Black screen with small white visual of a horizontal line. In the centre of the screen there is a small vertical line (symbolising a tennis net). Small dots as tennis balls and various arched lines symbolising the direction the 'ball' has traveled.

AAAJIAO, Tennis for None, 2016. Courtesy of the artist and LEO XU PROJECTS, Shanghai.

AAAJIAO, Tennis for None

Year: 2016
Medium: Digital video
Dimensions: 09m 00s running time
Brief biography: b. 1984, Xi’an, China. Based in Shanghai, China.
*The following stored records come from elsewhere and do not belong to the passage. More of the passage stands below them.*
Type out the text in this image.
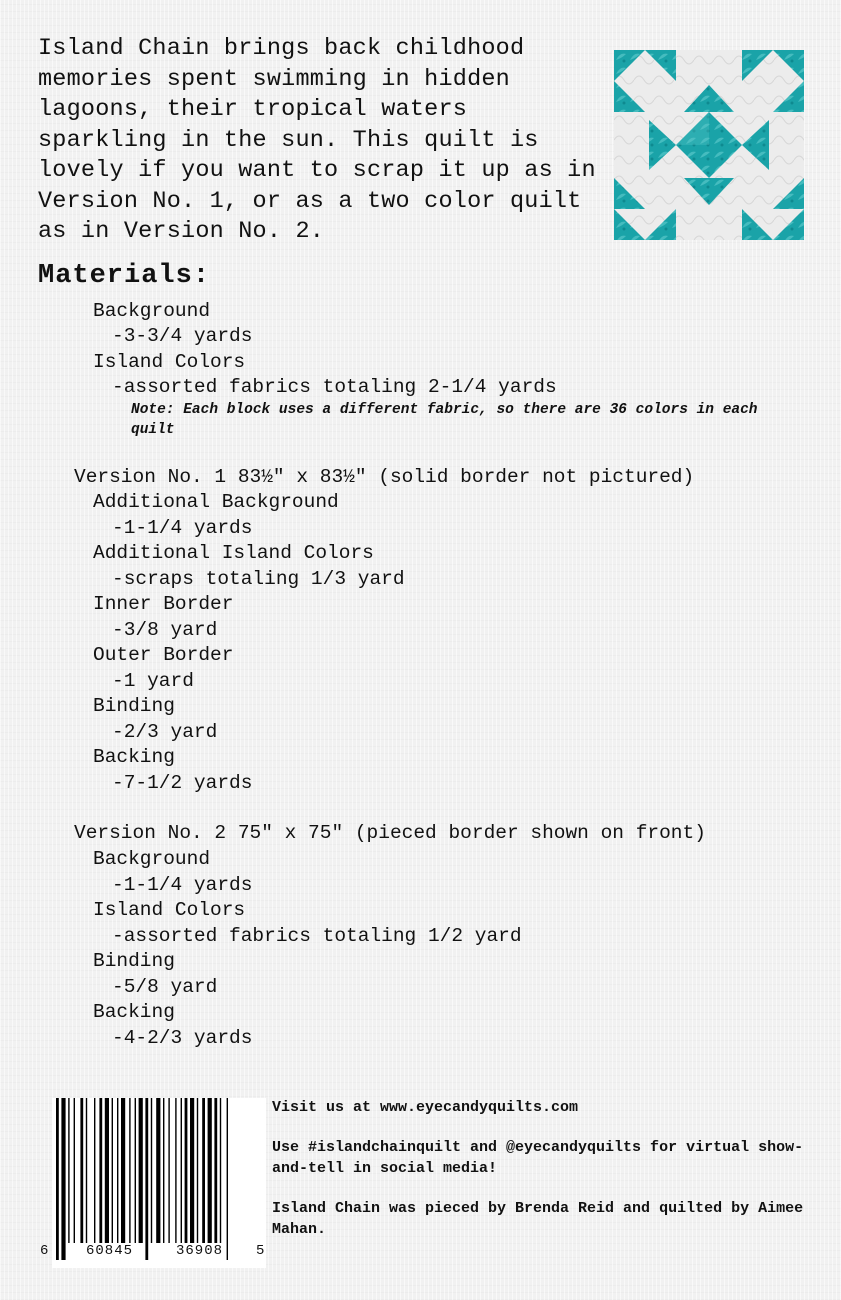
Island Chain brings back childhood memories spent swimming in hidden lagoons, their tropical waters sparkling in the sun. This quilt is lovely if you want to scrap it up as in Version No. 1, or as a two color quilt as in Version No. 2.

Materials:

Background

-3-3/4 yards

Island Colors

-assorted fabrics totaling 2-1/4 yards

Note: Each block uses a different fabric, so there are 36 colors in each quilt

Version No. 1 83½" x 83½" (solid border not pictured)

Additional Background

-1-1/4 yards

Additional Island Colors

-scraps totaling 1/3 yard

Inner Border

-3/8 yard

Outer Border

-1 yard

Binding

-2/3 yard

Backing

-7-1/2 yards

Version No. 2 75" x 75" (pieced border shown on front)

Background

-1-1/4 yards

Island Colors

-assorted fabrics totaling 1/2 yard

Binding

-5/8 yard

Backing

-4-2/3 yards

6	60845	36908 5

Visit us at www.eyecandyquilts.com

Use #islandchainquilt and @eyecandyquilts for virtual show-and-tell in social media!

Island Chain was pieced by Brenda Reid and quilted by Aimee Mahan.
Tennis for None is an installation that turns the earliest video game into a video projection. The original Tennis for Two, created in 1958, used a vacuum tube analog computer, most of which were destroyed during the 1960s. The game was fairly simple: two players would each control a knob and attempt to bounce a ball (displayed as a dot) over a net. AAAJIAO has re-imagined both players as machines. An endless loop plays of a ball bouncing into infinity, a game that involves no one.
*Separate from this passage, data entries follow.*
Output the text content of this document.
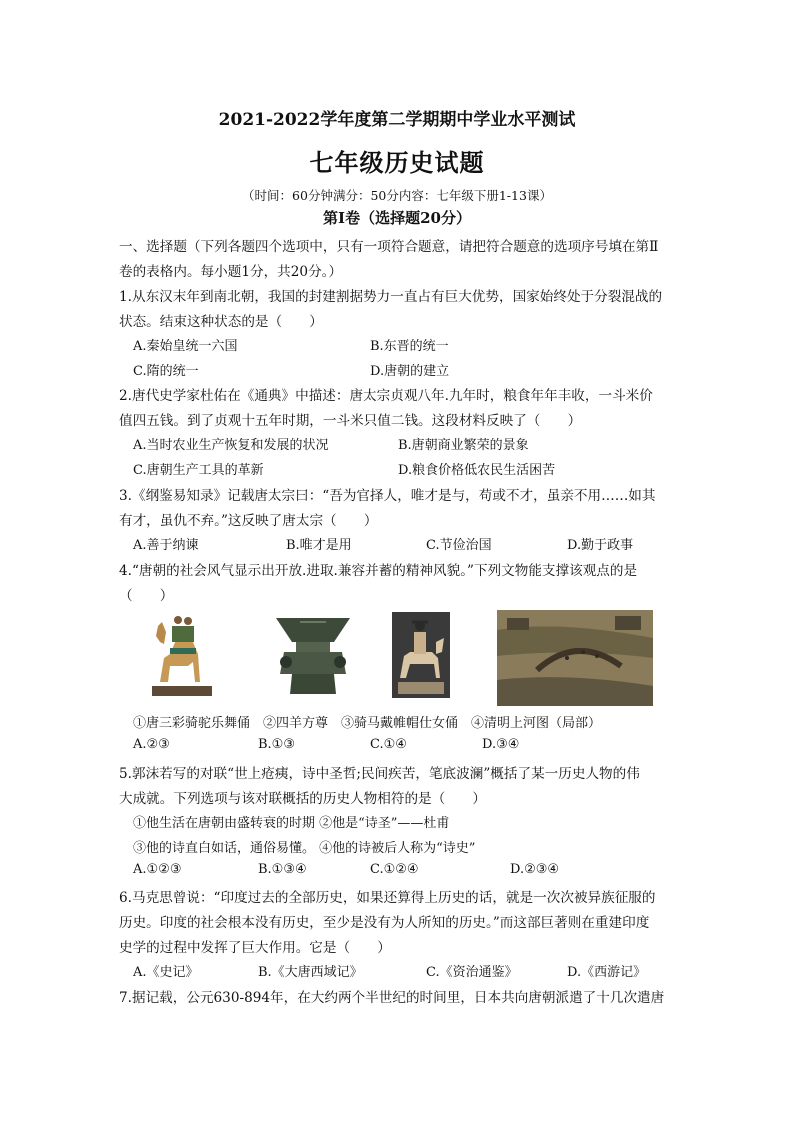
2021-2022学年度第二学期期中学业水平测试
七年级历史试题
（时间：60分钟满分：50分内容：七年级下册1-13课）
第Ⅰ卷（选择题20分）
一、选择题（下列各题四个选项中，只有一项符合题意，请把符合题意的选项序号填在第Ⅱ
卷的表格内。每小题1分，共20分。）
1.从东汉末年到南北朝，我国的封建割据势力一直占有巨大优势，国家始终处于分裂混战的
状态。结束这种状态的是（　　）
A.秦始皇统一六国	B.东晋的统一
C.隋的统一	D.唐朝的建立
2.唐代史学家杜佑在《通典》中描述：唐太宗贞观八年.九年时，粮食年年丰收，一斗米价
值四五钱。到了贞观十五年时期，一斗米只值二钱。这段材料反映了（　　）
A.当时农业生产恢复和发展的状况	B.唐朝商业繁荣的景象
C.唐朝生产工具的革新	D.粮食价格低农民生活困苦
3.《纲鉴易知录》记载唐太宗曰：“吾为官择人，唯才是与，苟或不才，虽亲不用……如其
有才，虽仇不弃。”这反映了唐太宗（　　）
A.善于纳谏	B.唯才是用	C.节俭治国	D.勤于政事
4.“唐朝的社会风气显示出开放.进取.兼容并蓄的精神风貌。”下列文物能支撑该观点的是
（　　）
①唐三彩骑驼乐舞俑　②四羊方尊　③骑马戴帷帽仕女俑　④清明上河图（局部）
A.②③	B.①③	C.①④	D.③④
5.郭沫若写的对联“世上疮痍，诗中圣哲;民间疾苦，笔底波澜”概括了某一历史人物的伟
大成就。下列选项与该对联概括的历史人物相符的是（　　）
①他生活在唐朝由盛转衰的时期 ②他是“诗圣”——杜甫
③他的诗直白如话，通俗易懂。 ④他的诗被后人称为“诗史”
A.①②③	B.①③④	C.①②④	D.②③④
6.马克思曾说：“印度过去的全部历史，如果还算得上历史的话，就是一次次被异族征服的
历史。印度的社会根本没有历史，至少是没有为人所知的历史。”而这部巨著则在重建印度
史学的过程中发挥了巨大作用。它是（　　）
A.《史记》	B.《大唐西域记》	C.《资治通鉴》	D.《西游记》
7.据记载，公元630-894年，在大约两个半世纪的时间里，日本共向唐朝派遣了十几次遣唐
Active online as a media artist, blogger, activist and programmer, AAAJIAO is the virtual persona of Shanghai-based artist Xu Wenkai. Born in 1984 in one of China’s oldest cities, Xi’an, AAAJIAO’s art and works are marked by a strong dystopian awareness, his year of birth being the synonym of George Orwell’s classic allegorical novel, literati spirits and sophistication.  Many of AAAJIAO’s works speak to new thinkings, controversies and phenomenon around the Internet, with specific projects focusing on the processing of data, the blogsphere and China’s Great Fire Wall. AAAJIAO’s recent projects extend his practice to various disciplines (among them architecture, electronic music, performance, product design, and medicine) to capture the pulse of the young generation consuming cyber technology and living in social media.